A l’occasion du 50e anniversaire de sa convocation
L’approche du cinquantième anniversaire de la convocation du Concile Vatican II (25 décembre 1961) invite à une célébration, mais aussi à une nouvelle réflexion sur la réception et l’application des documents conciliaires. Outre les aspects plus directement pratiques de cette réception et application, avec leurs lumières et leurs ombres, il semble opportun de rappeler également la nature de l’adhésion intellectuelle qui est due aux enseignements du Concile. Bien qu’il s’agisse d’une doctrine fort connue et dotée d’une abondante bibliographie, il n’est pas superflu de la rappeler à grands traits, étant donné la persistance des interrogations posées, même dans l’opinion publique, sur la continuité de certains enseignements conciliaires avec les enseignements précédents du Magistère de l’Église.
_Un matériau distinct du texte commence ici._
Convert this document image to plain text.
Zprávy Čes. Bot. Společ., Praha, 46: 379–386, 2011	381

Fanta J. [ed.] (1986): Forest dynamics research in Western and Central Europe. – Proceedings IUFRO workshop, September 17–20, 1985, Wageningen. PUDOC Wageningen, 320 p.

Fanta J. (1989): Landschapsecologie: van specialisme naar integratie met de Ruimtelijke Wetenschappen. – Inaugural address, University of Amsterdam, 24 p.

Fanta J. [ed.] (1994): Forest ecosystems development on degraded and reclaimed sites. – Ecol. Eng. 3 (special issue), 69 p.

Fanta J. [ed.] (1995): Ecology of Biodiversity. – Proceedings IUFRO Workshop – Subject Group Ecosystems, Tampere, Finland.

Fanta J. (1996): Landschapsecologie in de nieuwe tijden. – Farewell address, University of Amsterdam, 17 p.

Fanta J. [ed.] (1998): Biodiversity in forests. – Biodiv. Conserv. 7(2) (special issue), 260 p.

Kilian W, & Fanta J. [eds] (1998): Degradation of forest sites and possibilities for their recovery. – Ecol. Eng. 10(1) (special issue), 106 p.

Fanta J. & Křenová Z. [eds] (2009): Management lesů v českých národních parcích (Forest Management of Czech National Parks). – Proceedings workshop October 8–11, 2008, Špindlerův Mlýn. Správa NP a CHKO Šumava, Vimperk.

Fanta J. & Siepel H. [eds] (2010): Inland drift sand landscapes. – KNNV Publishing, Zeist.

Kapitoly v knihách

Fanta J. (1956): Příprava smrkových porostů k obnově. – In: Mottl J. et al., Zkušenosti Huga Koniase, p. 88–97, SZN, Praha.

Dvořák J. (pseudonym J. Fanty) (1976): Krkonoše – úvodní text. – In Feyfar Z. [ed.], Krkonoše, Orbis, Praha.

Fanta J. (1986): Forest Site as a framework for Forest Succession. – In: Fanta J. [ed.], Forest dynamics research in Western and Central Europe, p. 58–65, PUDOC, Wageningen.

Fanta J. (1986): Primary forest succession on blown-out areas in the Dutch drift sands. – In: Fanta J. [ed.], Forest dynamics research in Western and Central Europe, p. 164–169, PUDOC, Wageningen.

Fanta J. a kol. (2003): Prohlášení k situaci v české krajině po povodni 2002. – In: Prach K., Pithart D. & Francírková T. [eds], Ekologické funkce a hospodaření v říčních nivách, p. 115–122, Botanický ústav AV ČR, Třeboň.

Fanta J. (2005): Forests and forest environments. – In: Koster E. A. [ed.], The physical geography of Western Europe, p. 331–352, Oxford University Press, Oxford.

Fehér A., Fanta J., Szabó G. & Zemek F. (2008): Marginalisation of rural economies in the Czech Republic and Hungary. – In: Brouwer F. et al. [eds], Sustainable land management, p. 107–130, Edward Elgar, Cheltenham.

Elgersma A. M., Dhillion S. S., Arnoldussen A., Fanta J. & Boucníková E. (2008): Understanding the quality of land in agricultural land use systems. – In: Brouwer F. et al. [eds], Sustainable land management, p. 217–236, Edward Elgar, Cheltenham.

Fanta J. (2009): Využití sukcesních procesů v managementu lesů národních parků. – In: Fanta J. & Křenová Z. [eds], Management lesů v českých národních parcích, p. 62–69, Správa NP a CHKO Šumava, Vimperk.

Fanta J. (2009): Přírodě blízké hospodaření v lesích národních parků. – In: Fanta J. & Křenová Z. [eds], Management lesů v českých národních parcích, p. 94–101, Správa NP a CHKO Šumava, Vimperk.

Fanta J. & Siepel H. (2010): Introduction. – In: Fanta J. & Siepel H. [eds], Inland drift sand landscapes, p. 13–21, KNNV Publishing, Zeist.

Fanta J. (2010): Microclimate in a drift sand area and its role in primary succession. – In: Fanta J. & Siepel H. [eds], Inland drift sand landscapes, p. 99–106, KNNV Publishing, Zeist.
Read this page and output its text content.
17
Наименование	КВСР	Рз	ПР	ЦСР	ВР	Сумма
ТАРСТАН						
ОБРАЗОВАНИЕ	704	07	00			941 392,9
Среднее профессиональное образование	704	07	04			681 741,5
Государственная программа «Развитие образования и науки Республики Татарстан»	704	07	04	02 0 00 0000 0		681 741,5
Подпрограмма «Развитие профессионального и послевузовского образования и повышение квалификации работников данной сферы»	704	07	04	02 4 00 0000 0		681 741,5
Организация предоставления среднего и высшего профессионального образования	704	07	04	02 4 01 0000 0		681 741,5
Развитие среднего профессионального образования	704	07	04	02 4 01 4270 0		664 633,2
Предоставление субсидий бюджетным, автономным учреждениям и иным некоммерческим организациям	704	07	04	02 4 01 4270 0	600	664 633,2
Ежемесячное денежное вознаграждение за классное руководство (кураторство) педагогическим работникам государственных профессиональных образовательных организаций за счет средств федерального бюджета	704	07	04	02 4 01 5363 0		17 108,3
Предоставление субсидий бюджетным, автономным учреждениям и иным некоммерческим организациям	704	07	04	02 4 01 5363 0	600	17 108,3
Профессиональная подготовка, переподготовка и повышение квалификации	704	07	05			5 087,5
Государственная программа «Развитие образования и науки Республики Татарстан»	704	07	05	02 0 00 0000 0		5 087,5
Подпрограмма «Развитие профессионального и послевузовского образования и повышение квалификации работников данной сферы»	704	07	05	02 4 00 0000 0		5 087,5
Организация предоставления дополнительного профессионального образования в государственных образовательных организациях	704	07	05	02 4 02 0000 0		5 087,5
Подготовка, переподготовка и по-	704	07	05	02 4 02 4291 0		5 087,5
Tout d’abord, il ne semble pas inutile de rappeler que la visée pastorale du Concile ne signifie pas qu’il n’est pas doctrinal. Les perspectives pastorales se fondent, en effet, sur la doctrine, et il ne peut en être autrement. Mais il importe surtout de répéter que la doctrine est ordonnée au salut, et son enseignement partie intégrante de la pastorale. En outre, dans les documents conciliaires, il est évident qu’il existe de nombreux enseignements de nature purement doctrinale : sur la Révélation divine, sur l’Église, etc. Comme l’écrivit le bienheureux Jean Paul II : « Avec l’aide de Dieu, les Pères conciliaires ont pu élaborer, au long de quatre années de travail, un ensemble considérable d’exposés doctrinaux et de directives pastorales offerts à toute l’Église » (Constitution apostolique Fidei depositum, 11.X.1992, Introduction).
§ 1 – L’adhésion due au Magistère
Le Concile Vatican II n’a défini aucun dogme, au sens où il n’a proposé aucune doctrine au moyen d’un acte définitif. Toutefois, le fait qu’un acte du Magistère de l’Église ne soit pas garanti par le charisme de l’infaillibilité ne signifie pas qu’il puisse être considéré comme « faillible », au sens où il transmettrait une « doctrine provisoire » ou encore des « opinions autorisées ». Toute expression du Magistère authentique doit être accueillie pour ce qu’elle est véritablement : un enseignement donné par des pasteurs qui, dans la succession apostolique, parlent avec un « charisme de vérité » (Dei Verbum, n° 8), « pourvus de l’autorité du Christ » (Lumen gentium, n° 25), « sous la lumière du Saint-Esprit » (ibid.).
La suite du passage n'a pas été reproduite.